USA Hockey has yet to formally recognize the USPHL under its umbrella, though it is aware of its existence.
“I am sure it will be a topic at our junior council address at our winter meeting in January, " said David Fischer, the senior director of communications for USA Hockey. "After that meeting, we will have a little bit of a better idea about what the future may hold.”
Harris said he and members of the other three founding organizations — the South Shore Kings, the Middlesex Islanders and the Boston Junior Bruins — have opened the league up to general applications, and the response has been steady.
"We've gotten a lot of applications from different parts of the country, from Portland, from Buffalo, from Pittsburgh, from the Midwest, from Philadelphia, so right now, we're just sorting through the applications that have come in," Harris said.
"This league will be based on performance criteria," Harris added. "We want teams with good youth programs; we want that feeder system. We want teams that have a good track record of a) winning championships or b) college placement in the past."
Most important to Harris — and Church, should the Pirates join the USPHL — is the development of the organization's players, with the eventual hope that a handful of the team's players will play in college or as professionals, using USA Hockey's development model.

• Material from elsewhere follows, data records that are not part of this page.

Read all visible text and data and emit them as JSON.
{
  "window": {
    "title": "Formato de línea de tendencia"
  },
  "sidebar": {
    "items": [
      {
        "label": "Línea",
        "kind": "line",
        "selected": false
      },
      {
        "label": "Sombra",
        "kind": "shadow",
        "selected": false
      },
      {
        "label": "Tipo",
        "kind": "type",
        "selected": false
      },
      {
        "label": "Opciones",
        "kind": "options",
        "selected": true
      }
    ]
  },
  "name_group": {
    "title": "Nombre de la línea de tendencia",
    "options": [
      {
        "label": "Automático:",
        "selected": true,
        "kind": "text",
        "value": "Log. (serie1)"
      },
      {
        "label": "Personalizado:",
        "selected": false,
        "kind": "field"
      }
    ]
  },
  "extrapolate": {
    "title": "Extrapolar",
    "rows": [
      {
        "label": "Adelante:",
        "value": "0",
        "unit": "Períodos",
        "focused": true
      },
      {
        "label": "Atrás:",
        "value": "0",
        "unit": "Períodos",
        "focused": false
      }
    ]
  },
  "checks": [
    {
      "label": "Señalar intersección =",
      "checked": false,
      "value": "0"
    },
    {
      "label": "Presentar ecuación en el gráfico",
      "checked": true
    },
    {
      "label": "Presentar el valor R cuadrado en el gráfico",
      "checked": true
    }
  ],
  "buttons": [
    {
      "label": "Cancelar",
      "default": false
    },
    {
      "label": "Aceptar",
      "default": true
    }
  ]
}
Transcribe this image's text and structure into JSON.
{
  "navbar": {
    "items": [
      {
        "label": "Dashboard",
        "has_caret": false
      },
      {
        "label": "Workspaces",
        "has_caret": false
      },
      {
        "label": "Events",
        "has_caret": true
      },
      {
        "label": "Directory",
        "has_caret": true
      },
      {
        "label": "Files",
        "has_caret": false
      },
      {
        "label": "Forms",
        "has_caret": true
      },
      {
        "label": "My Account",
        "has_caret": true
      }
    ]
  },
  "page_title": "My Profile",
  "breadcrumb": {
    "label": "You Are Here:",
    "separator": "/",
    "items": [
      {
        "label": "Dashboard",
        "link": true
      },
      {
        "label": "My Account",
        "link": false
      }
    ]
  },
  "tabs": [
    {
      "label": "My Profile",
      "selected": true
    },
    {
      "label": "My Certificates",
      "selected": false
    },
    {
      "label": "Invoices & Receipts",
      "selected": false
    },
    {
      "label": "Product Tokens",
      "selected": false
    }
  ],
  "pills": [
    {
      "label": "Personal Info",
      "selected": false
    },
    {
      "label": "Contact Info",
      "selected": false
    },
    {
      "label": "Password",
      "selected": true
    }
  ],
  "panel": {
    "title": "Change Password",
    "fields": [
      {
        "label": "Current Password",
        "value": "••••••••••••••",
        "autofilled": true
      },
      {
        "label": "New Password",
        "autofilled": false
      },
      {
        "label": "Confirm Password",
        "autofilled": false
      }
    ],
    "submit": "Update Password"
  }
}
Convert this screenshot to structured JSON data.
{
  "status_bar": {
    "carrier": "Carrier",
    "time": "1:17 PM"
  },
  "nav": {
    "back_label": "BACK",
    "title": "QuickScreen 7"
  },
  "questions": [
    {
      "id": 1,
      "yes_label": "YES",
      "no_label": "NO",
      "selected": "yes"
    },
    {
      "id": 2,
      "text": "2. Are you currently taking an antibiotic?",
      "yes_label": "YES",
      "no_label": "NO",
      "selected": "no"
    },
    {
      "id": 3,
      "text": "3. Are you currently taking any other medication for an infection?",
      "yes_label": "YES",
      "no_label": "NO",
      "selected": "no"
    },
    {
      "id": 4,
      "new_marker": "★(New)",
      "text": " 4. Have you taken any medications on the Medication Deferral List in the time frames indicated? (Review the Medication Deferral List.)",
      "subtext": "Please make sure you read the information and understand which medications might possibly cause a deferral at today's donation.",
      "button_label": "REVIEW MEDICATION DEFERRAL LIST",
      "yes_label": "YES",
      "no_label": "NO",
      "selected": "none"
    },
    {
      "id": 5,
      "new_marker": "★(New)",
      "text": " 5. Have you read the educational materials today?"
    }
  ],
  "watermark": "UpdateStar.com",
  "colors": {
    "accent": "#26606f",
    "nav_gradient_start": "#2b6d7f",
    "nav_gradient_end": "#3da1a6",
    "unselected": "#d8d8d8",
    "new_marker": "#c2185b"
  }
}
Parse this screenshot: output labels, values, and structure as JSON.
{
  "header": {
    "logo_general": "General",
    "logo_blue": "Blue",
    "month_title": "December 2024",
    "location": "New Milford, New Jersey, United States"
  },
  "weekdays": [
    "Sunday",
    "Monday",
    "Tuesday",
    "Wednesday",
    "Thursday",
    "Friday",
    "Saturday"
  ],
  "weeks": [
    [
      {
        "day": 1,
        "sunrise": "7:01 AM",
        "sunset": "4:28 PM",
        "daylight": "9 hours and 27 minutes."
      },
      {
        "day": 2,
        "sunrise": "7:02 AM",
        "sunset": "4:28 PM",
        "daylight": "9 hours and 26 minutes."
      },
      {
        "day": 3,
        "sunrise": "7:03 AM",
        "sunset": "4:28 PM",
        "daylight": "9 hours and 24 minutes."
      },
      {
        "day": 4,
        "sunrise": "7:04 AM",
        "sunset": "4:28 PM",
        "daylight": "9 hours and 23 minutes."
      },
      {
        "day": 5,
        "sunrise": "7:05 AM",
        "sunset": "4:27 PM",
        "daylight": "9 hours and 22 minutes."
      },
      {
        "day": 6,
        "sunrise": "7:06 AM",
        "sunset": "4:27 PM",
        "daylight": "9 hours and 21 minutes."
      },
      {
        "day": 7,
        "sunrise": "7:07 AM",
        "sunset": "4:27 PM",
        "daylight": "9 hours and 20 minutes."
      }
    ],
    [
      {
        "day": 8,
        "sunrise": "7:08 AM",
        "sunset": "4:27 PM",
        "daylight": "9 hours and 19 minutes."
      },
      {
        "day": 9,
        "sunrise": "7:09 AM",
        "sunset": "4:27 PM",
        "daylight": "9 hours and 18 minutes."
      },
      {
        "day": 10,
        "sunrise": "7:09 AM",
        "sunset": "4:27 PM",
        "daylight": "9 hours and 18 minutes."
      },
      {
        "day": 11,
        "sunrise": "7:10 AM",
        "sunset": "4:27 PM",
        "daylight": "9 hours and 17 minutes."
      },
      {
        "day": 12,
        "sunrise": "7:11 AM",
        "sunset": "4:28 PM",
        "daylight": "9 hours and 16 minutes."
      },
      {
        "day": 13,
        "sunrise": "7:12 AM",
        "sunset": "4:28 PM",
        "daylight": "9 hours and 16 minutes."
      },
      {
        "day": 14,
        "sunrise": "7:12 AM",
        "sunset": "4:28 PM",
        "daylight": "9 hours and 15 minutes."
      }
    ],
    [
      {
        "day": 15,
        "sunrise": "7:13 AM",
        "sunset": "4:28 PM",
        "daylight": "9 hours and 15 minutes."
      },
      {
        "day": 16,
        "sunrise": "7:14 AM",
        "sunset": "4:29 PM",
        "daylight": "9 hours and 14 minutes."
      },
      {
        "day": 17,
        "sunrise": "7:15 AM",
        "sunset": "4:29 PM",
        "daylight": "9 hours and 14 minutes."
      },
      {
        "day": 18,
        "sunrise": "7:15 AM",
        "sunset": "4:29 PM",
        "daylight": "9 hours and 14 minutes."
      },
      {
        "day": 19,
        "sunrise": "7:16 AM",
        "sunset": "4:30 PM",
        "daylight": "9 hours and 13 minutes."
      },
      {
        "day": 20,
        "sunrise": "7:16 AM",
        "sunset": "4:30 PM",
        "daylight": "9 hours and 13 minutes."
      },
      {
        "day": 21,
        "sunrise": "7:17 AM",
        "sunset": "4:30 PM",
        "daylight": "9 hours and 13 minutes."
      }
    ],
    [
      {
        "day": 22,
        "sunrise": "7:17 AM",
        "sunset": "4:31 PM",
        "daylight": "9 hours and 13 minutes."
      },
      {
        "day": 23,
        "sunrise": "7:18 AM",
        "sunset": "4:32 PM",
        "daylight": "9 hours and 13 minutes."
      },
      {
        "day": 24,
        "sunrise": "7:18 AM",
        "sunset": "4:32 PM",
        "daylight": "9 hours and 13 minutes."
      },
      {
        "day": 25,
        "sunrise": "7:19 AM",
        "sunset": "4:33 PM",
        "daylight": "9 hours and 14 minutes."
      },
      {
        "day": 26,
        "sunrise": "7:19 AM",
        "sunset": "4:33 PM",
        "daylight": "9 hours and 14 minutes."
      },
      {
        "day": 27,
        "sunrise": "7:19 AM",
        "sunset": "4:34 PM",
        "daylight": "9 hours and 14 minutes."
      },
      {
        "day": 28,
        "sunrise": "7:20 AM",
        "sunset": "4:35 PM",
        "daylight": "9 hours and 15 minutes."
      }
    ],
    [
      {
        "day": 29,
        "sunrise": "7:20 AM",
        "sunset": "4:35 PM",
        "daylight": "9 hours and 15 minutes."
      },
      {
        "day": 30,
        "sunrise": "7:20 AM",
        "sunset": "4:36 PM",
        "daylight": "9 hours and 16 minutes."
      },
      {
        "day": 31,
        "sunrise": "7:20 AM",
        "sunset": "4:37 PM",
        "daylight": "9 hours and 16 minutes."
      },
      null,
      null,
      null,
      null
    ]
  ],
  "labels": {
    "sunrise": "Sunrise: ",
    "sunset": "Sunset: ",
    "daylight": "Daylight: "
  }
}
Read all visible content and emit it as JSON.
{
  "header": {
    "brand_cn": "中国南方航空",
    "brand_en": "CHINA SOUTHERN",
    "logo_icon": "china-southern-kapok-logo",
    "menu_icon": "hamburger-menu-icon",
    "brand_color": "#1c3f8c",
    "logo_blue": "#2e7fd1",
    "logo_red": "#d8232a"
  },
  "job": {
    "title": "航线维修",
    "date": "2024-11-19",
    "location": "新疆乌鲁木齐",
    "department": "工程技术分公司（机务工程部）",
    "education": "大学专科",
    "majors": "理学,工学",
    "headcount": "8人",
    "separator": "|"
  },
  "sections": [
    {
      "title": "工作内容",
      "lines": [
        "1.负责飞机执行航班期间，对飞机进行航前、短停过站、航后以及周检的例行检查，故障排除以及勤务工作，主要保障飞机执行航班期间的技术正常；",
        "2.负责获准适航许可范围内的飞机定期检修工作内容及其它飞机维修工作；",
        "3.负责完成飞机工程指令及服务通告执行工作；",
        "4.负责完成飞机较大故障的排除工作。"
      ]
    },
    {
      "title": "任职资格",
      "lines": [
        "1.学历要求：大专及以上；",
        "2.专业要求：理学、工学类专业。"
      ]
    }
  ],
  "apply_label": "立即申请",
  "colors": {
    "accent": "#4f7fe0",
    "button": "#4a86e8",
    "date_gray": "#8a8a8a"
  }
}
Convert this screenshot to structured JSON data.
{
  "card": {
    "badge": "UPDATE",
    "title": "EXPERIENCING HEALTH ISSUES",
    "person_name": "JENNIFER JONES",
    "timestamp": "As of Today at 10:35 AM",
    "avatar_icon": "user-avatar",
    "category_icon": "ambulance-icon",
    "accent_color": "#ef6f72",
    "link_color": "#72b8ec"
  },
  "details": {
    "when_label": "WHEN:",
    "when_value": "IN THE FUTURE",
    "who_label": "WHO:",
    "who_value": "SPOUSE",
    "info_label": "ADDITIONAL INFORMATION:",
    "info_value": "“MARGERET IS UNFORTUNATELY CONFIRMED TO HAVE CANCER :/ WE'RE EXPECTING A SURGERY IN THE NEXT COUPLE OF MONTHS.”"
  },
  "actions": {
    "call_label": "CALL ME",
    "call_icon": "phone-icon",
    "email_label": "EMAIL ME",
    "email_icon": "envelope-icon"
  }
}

"With us, we care about developing players, we care about getting them ready for college and we care about moving them on," Harris said. "Our model is not based on selling beer, hot dogs and seats. Our model is based on the ADM model, it's about moving guys up the ladder, going from bantam major, to midget minor, to midget major, to junior A, to Division I and so on. We care more about the development of the player. We care more about the model than we do about putting fannies in the seats."
"I think the focus right now is about the product on the ice, creating a good developmental situation for the kids both on the ice and off, to open up doors for them," Church said. "Do we want people to come to the building to watch the players? Absolutely. But is there a ticket-sales plan or any of that stuff? No, not at this point."
As the owner of the facility in which the team would play, however, Cain is most certainly hoping that some of the organization's focus includes attendance.
"With the operating cost, you'd still need the fan base, for sure," Cain said. "But we have that here in Lewiston. This would be good hockey."